The advantages of Camsense XR are mainly reflected in the following two aspects:
The first is that the localization algorithm can achieve the same performance of high-profile hardware on low-profile hardware. Camsense XR mainly relies on high-precision positioning algorithms, but at least two monocular lenses with a frame rate of 30 frames and a resolution of VGA can be used, which can achieve the dynamic positioning accuracy of other manufacturers at a frame rate of 60 frames. This is the key to Camsense's consistent tracking effect for a variety of customer needs. Due to the diverse needs of customers, it is necessary to adapt to different processing terminals. The PC terminal can handle high-performance computing, but the VR all-in-one machine based on the mobile phone processing solution cannot consume too much performance in positioning. Achieving high-quality tracking effects on the basis of hardware has become a topic that needs to be overcome.

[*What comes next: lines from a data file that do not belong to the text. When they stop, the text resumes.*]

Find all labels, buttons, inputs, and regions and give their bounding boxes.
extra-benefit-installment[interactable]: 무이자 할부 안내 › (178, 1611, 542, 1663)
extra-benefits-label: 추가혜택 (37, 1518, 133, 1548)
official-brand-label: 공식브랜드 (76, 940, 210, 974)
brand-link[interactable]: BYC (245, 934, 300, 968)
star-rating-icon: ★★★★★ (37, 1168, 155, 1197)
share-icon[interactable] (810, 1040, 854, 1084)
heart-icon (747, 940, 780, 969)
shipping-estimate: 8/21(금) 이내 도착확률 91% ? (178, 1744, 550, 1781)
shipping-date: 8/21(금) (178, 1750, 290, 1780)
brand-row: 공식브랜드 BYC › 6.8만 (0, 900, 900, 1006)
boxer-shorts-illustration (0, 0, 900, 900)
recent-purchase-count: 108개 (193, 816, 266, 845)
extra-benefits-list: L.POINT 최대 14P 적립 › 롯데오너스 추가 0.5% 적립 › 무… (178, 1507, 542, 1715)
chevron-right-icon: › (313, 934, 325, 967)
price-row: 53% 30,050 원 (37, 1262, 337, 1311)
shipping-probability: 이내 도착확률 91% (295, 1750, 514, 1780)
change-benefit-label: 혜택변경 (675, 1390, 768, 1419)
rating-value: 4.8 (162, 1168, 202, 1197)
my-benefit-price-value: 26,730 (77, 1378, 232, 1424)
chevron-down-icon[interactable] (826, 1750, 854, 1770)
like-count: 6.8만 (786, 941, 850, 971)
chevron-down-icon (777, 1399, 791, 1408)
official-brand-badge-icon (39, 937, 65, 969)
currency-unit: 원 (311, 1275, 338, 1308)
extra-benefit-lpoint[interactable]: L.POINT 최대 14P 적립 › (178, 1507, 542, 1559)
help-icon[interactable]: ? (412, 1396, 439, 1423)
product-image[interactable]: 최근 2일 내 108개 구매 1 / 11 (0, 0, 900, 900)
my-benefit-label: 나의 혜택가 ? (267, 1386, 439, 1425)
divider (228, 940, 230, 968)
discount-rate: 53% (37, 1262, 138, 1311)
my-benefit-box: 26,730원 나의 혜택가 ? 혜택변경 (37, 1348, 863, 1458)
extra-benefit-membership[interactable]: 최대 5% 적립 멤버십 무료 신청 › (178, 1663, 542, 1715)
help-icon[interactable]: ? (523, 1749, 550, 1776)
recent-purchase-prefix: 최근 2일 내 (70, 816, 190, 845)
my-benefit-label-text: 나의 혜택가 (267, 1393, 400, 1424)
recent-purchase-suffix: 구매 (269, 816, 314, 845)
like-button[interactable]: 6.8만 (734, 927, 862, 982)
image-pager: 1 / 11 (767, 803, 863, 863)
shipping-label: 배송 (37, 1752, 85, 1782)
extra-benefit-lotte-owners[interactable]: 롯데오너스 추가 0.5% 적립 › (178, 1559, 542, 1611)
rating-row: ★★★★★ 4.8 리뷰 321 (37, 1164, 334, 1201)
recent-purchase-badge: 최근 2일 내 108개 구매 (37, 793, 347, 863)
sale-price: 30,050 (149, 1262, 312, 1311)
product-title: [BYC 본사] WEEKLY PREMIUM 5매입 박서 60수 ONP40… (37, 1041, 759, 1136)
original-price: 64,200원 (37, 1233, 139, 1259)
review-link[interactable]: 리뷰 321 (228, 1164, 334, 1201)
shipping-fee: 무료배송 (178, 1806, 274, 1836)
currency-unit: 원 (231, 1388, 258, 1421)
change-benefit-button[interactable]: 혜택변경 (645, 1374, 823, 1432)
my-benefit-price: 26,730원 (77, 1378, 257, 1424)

Christopher mentioned that there are three computing resources in the device, one is GPU, which is mainly used for parallel computing scenarios such as image processing or games; the other is DSP, which is mainly used to run computer vision algorithms such as head VSLAM or deep learning algorithms; and One is ARM computing resources, which are only used for lightweight computing, such as WeChat, Alipay and other common APP programs on mobile phones. The Camsense XR uses the third computing resource - ARM, so the memory usage is only 50M, and the 1.95GHz dual-core CPU can run.

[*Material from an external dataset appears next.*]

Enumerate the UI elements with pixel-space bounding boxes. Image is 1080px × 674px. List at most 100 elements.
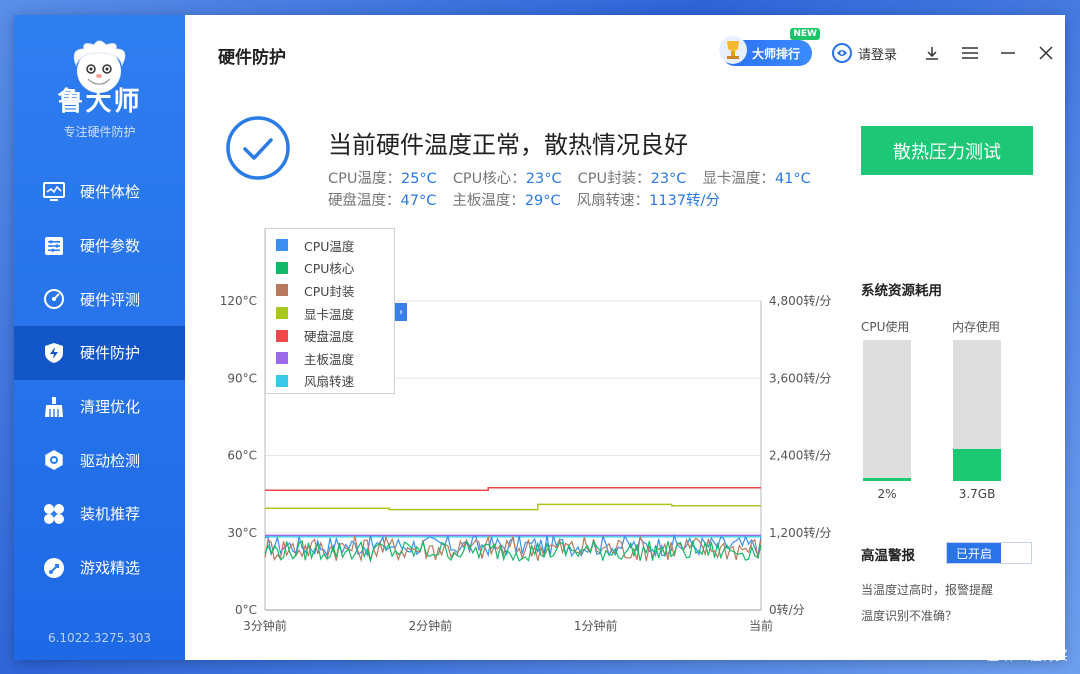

After all, reducing power consumption only solves the problems of adaptability and cost, and user experience is also a challenge. Now that the hardware foundation has been lowered, how to ensure that the experience effect is not affected? Christopher said that the lack of hardware can only be made up for with high-precision algorithms. Camsense XR's algorithm for tracking in complex environments, from head end to chip processing to terminal interaction, is inherited from its industrial-grade sub-sub-pixel high-precision positioning algorithm. Average error, this technology has been granted an invention patent by the US Patent Office this year.
VR Tuoluo noticed that during the interview, Christopher has been emphasizing on making "meaningful" products. From the perspectives of consumers, customers, enterprise developers, products and the entire market environment, he constantly refines the product definition of Camsense XR, even if he has the ability to invest more money and time to achieve better functional effects, such as head SLAM positioning, but on the other hand loses the uniqueness of Camsense itself.
With Daydream and Gear VR fading out of history, the 3DoF era is over. The core of 6DoF products - location tracking, will also become more and more important. And this will bring more opportunities for Camsense.